Autogipfel Ausbau Ladenetz
25.06.2019 Politik von: Redaktion

Autogipfel: Masterplan für ausgebautes E-Ladenetz

Die Bundesregierung und die Autobranche haben sich am Montagabend im Kanzleramt auf den Ausbau der Ladeinfrastruktur für Elektroautos verständigt. Die Elektromobilität sei der größte Hebel für den Klimaschutz; ein ausgebautes Ladenetz sorge für die höchste Kundenakzeptanz.

Bundesregierung und Autobranche wollen den Ausbau des E-Auto-Ladenetzes mit einem sogenannten Masterplan vorantreiben. Das habe man bei einem erneuten „Auto-Gipfel“ am 24.06.2019 im Kanzleramt beschlossen, wie die Tagesschau berichtet. Der Plan solle alles Erforderliche klären, um die Ladeinfrastruktur so auszubauen, dass bis 2030 sieben bis 10,5 Millionen E-Fahrzeuge auf der Straße sein könnten, so der Präsident des Verbands der Automobilindustrie (VDA), Bernhard Mattes.

Grundstein für Klimaschutzziele

Das Vorhaben ist ein Ergebnis des Treffens von Branchenvertretern und den Spitzen der Koalition am späten Montagabend im Kanzleramt. An dem gut dreistündigen Treffen bei Kanzlerin Angela Merkel (CDU) nahmen unter anderem VW-Chef Herbert Diess und BMW-Chef Harald Krüger teil. Auch Wirtschaftsminister Peter Altmaier (CDU), Umweltministerin Svenja Schulze (SPD) und Finanzminister Olaf Scholz (SPD) kamen dazu. Industrie, Gewerkschaften und Politik hätten „einen guten Grundstein“ für vernünftige Maßnahmen gelegt, um die Klimaschutzziele zu erreichen, sagte Mattes. Bei einem weiteren Treffen sollen die Maßnahmen erörtert werden und Beschlüsse folgen.

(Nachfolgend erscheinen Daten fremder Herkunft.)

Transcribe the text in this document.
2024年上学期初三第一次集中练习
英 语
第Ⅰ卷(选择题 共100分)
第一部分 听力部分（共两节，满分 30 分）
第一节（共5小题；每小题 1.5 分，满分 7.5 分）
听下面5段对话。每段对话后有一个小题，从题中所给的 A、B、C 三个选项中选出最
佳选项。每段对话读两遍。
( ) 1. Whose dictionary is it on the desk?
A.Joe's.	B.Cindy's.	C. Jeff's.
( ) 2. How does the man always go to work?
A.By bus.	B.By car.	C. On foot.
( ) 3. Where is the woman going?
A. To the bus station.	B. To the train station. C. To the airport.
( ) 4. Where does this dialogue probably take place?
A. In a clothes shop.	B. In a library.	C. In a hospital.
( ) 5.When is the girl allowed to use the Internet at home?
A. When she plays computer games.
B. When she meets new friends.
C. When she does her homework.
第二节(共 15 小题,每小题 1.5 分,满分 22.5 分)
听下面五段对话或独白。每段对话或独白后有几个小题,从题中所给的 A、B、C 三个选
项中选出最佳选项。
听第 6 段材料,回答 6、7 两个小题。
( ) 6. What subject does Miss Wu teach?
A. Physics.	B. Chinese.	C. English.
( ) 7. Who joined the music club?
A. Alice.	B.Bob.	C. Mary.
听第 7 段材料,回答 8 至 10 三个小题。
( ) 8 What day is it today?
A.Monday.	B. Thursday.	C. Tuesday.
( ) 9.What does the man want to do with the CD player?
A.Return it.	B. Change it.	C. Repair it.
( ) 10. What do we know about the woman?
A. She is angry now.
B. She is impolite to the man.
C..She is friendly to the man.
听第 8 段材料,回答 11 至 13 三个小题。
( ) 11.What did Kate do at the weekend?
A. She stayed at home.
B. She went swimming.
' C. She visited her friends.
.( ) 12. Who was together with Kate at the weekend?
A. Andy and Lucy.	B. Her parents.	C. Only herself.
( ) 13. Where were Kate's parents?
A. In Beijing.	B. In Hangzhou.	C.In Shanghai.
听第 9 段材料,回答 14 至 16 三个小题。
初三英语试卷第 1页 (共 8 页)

Zehneinhalb Millionen Elektroautos

Zehneinhalb Millionen E-Autos auf deutschen Straßen bräuchte es laut VDA-Chef, damit die Bundesrepublik die Klimaziele erreicht. Mit dem vereinbarten Plan soll zunächst geklärt werden, wie man in Deutschland das Ladenetz dementsprechend ausbaut. Ladestellen seien einer der wesentlichen Punkte für die Kundenakzeptanz von E-Mobilität, so Mattes weiter.

Elektromobilität: der größte Hebel für den Klimaschutz

Mit Blick auf die Klimaschutz-Ziele 2030 sei eine starke Konzentration auf den „größten Hebel“ notwendig, so Mattes – und das sei die Elektromobilität. Langfristig müssten allerdings „weitere Alternativen hinzukommen, die für andere Anwendungen sinnvoll seien“.